In 2024, renewable energy developers had all the right reasons to be optimistic about the prospect of building solar and wind installations in Ontario:
- Energy and Electrification Minister Stephen Lecce touted the upcoming power purchase as being “technology agnostic” with a focus on the “lowest cost resources”.
- The last procurement under the former Minister of Energy revealed that gas is expensive: battery storage beat out gas on price by a wide margin.
- Worldwide, renewable energy costs keep dropping – utility scale solar and wind significantly outcompetes both gas and nuclear energy on a cost basis.
- Ontario’s politicians are boasting about the upcoming energy procurement as unprecedented in volume: a total procurement of 7,500MW in the next four years which is enough to power over 1.6 million homes.
So why are renewable energy developers hesitant about participating in the upcoming opportunity to submit proposals for new electricity generation for the Long-Term 2 (LT2) procurement?

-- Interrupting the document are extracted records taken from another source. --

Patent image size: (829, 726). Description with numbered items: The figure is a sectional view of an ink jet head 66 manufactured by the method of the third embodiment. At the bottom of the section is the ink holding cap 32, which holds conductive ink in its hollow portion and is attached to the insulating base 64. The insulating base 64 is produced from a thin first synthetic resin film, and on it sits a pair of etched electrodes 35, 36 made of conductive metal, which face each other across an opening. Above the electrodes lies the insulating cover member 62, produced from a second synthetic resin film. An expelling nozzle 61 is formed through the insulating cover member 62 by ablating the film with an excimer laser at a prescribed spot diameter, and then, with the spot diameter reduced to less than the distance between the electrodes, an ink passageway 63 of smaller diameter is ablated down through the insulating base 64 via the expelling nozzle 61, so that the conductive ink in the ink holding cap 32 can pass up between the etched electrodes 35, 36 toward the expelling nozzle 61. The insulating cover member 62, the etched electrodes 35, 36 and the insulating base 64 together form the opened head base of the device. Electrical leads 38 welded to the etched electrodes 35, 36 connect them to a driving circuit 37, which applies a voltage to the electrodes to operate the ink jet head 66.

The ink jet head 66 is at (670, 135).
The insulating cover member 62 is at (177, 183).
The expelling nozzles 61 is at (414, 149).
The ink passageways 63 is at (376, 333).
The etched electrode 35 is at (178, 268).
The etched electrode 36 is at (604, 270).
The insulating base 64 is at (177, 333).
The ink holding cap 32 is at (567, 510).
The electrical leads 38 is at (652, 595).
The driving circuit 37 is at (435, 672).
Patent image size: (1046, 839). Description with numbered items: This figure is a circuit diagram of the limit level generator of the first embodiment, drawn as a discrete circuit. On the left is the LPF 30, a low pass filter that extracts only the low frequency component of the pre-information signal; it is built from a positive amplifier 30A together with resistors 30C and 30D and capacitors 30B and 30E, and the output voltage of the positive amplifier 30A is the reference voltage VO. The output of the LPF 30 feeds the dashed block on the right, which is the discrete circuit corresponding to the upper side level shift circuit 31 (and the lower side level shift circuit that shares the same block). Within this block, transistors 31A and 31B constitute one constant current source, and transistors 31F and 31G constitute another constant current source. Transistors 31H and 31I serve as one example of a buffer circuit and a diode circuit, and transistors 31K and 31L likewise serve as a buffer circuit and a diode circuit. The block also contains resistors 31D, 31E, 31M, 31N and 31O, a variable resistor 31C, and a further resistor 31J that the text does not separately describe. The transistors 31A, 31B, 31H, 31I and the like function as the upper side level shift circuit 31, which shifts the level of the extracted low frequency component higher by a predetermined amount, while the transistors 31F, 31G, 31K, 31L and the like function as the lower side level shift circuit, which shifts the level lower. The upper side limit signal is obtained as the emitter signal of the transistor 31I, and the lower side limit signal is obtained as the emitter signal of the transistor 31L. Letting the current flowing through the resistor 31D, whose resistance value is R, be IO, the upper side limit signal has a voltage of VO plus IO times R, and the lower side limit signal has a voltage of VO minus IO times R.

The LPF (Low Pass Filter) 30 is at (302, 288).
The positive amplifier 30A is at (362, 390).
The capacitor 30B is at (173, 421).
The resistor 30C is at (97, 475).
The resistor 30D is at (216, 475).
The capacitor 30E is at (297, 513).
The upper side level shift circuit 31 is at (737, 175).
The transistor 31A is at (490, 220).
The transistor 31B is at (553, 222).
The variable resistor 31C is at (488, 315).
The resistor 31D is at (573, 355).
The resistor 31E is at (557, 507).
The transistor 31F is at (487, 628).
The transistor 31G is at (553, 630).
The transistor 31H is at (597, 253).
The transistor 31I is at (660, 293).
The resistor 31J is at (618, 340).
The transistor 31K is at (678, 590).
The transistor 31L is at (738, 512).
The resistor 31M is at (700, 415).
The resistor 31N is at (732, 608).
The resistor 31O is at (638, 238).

Let’s examine the evidence:
- Overly restricting ground-mounted solar in prime agricultural areas. While the Ontario government has unleashed housing sprawl on agricultural lands, including trying to undermine the Greenbelt – it has slammed the door shut on ground-mounted solar in all agricultural lands including Ontario’s marginal farmland. While the previous solar program (the Feed-in-Tariff) excluded ground-mount solar from the best agricultural areas, the current power purchase is excluding solar projects on all farmland. Ontario’s less productive farmland is ideal for “agrivoltaics” projects that combine pasture or grazing land with ground-mount solar projects.
- Giving Ontario’s lowest tier municipalities inordinate responsibilities in approving renewable energy projects. While the previous Ontario government overrode municipalities with renewable project approvals (never a good idea), the current government is giving Ontario’s municipalities an inordinate amount of power to say “no” to renewable energy projects if there is local opposition to renewable energy projects. Energy developers are required to not only get Municipal Support Resolutions (MSRs) from local Councils but project proponents must also complete to the satisfaction of the host municipality an Agricultural Impact Assessments (AIA) if applicable, zoning and site plan approvals. All these activities may be challenging to lower-tier municipalities especially as typically higher tier municipalities throughout rural Ontario deliver planning functions.
- Delays by government Ministries are jeopardizing renewable energy business case development and potential investments. The Ministry of Natural Resources and Forestry has overburdened wind energy developers with significant front-loaded consultation requirements with stakeholders and First Nations for the installation of temporary meteorological masts (towers for wind measurements) on Crown land. This is causing significant delays and risking that wind projects on Crown land will not have the data to bid in the upcoming power purchase.
- Proposing a ban on Chinese components from all future energy purchases in Ontario. During the recent Ontario election, the governing party committed to ban “Chinese components from future procurements to keep our grid secure”. If this is actually put into effect, it will disproportionately impact solar developers interested in bidding in Ontario’s upcoming power purchase as Chinese content typically exceeds 80 per cent for solar panels.
- Stacking the deck in favour of natural gas developers. Natural gas power plant developers are being offered an unquestionable advantage in the upcoming Request for Proposal (RFP) by giving full points to natural gas developers while not offering the same opportunity to battery storage proponents. And top points to facilities that can run for twelve hours continuously – something that only a gas plant can do. Despite repeated claims to the contrary, the current approach is neither technology agnostic nor does it reflect that Ontario’s peak demand is a maximum of six hours in any 24-hour cycle in both winter and summer.
What was presented as a new era in energy purchasing in 2042 by the Ontario government, technology agnostic and lowest cost energy is turning out to be quite the opposite for Ontarians.
Not only will it cost Ontarians more in the form of higher utility bills but the planet and our communities will pay a price with an increasing reliance on a dirtier energy grid.